Hunter Walk: First, let’s just refresh folks on how Codecademy got started
Zach Sims: We started working together in January of 2011 after my cofounder Ryan and I saw the huge gap between education and employment. I was a Political Science major working at GroupMe in my free time and realizing that what I was doing in the classroom was entirely different from what I was doing in the working world. Ryan, meanwhile, had started teaching people to program through a club he started at Columbia, the Application Development Initiative. The two of us started trying to find a way to reduce the gap we saw between the classroom and the real world, but ended up taking a number of different approaches before settling on what became Codecademy (which ended up starting over the summer when we were in YC). Over the summer, I was teaching myself to program with Ryan’s help and using everything I could find (books, videos, tutorials, etc.) so I could contribute more to what we were building. Eventually, we realized that building something for me to help me learn to program would help solve the original problem we were solving — connecting people with the most in-demand skills to help them find jobs.

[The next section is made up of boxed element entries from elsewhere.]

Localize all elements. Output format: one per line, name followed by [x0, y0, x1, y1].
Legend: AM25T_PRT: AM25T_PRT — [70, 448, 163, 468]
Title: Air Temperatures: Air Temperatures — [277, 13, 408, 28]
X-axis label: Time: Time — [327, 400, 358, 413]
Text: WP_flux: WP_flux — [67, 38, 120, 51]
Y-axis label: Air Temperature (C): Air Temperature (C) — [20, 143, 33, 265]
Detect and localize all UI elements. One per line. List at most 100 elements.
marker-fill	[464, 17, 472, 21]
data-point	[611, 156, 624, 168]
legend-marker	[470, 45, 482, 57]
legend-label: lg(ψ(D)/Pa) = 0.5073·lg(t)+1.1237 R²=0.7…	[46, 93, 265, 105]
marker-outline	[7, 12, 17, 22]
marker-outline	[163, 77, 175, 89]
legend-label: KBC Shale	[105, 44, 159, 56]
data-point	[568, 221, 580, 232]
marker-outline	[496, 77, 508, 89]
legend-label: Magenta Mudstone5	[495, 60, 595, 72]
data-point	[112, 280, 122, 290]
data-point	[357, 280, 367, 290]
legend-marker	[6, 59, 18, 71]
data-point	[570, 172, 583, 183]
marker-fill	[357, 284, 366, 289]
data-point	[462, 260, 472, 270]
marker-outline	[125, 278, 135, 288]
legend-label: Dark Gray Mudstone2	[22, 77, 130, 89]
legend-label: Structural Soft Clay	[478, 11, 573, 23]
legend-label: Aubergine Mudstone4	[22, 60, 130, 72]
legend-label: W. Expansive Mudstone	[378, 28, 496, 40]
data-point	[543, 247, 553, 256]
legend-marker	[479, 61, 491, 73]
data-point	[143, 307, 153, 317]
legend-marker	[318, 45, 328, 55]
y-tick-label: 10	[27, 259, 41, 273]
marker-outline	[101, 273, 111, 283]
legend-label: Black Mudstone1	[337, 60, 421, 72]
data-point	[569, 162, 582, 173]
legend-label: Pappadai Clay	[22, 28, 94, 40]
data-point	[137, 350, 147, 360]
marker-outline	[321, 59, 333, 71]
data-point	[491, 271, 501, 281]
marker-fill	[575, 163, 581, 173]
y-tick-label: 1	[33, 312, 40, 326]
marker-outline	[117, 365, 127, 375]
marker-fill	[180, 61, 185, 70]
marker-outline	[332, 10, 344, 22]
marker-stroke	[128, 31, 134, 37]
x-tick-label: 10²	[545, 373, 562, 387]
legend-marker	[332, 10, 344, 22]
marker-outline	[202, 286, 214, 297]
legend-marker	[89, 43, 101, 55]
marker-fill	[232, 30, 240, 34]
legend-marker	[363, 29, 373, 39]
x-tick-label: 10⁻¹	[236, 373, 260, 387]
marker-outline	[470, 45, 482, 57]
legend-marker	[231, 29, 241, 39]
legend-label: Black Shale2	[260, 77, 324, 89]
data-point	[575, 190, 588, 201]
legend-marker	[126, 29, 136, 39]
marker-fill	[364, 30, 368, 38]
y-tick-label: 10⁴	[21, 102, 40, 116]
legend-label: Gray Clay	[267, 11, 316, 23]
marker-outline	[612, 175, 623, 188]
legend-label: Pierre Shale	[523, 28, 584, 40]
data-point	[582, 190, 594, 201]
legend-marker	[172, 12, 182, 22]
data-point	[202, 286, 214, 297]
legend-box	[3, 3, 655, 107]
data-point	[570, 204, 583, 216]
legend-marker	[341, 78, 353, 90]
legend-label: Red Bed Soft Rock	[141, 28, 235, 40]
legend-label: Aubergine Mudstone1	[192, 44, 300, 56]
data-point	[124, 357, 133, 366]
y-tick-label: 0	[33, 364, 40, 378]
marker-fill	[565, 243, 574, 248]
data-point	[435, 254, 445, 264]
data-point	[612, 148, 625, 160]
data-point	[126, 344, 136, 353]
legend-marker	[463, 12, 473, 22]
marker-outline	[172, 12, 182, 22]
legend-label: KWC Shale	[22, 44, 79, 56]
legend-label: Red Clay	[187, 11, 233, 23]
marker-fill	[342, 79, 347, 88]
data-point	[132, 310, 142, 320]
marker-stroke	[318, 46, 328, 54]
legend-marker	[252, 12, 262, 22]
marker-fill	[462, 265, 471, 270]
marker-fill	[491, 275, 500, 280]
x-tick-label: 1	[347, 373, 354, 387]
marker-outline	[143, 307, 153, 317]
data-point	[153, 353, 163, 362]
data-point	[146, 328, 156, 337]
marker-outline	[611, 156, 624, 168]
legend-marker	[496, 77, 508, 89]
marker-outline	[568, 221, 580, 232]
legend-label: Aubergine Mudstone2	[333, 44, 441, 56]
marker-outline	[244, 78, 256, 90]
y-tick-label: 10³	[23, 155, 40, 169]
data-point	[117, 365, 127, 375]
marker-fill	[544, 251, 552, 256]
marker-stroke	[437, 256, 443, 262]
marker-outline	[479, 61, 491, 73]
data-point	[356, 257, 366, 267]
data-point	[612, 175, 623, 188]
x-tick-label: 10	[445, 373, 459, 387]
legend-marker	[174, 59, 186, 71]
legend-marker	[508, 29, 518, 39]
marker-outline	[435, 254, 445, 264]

HW: Startups are about testing, learning, iterating. What’s something you believed to be true a few years ago that now you realize was wrong?
ZS: Early on, I think we thought overcommunication was a problem. As a consequence, we didn’t communicate vision, objectives, or projects clearly enough or often enough to our team. Now, I try to integrate the company’s vision, strategy, and objectives into nearly every meeting — there’s no such thing as overcommunicating in a startup.
HW: It’s easy to get distracted with shiny objects – conferences, events, press – how do you decide what to participate in vs stay heads down?
ZS: I think this is a constant process and it’s something I try to be hyper aware of (and, to be honest, I try to say no more often than I used to). Each quarter, our team sets goals which them trickle down to individual goals. I set mine and try to make sure that things like conferences, events, and press fit into one of my priorities. Otherwise, it’s either personal time or it doesn’t make it on my schedule.
HW: How nervous were you on The Colbert Report?
ZS: I was definitely a bit nervous I’d end up skewered like some of his guests, but Stephen was friendly in the pre-show conversation and actually mentioned he was a fan of what we were working on. He ended up with a few dangerous questions, but it didn’t feel adversarial at all.
HW: Who are two underrated folks in the New York tech scene? Don’t worry, I won’t ask you for overrated ones…
ZS: There are almost too many people I know at this point to count. I’m a fan of someone who actually unfortunately just left the New York tech scene: Moawia Eldeeb, the cofounder of SmartSpot (a Y Combinator company in this batch).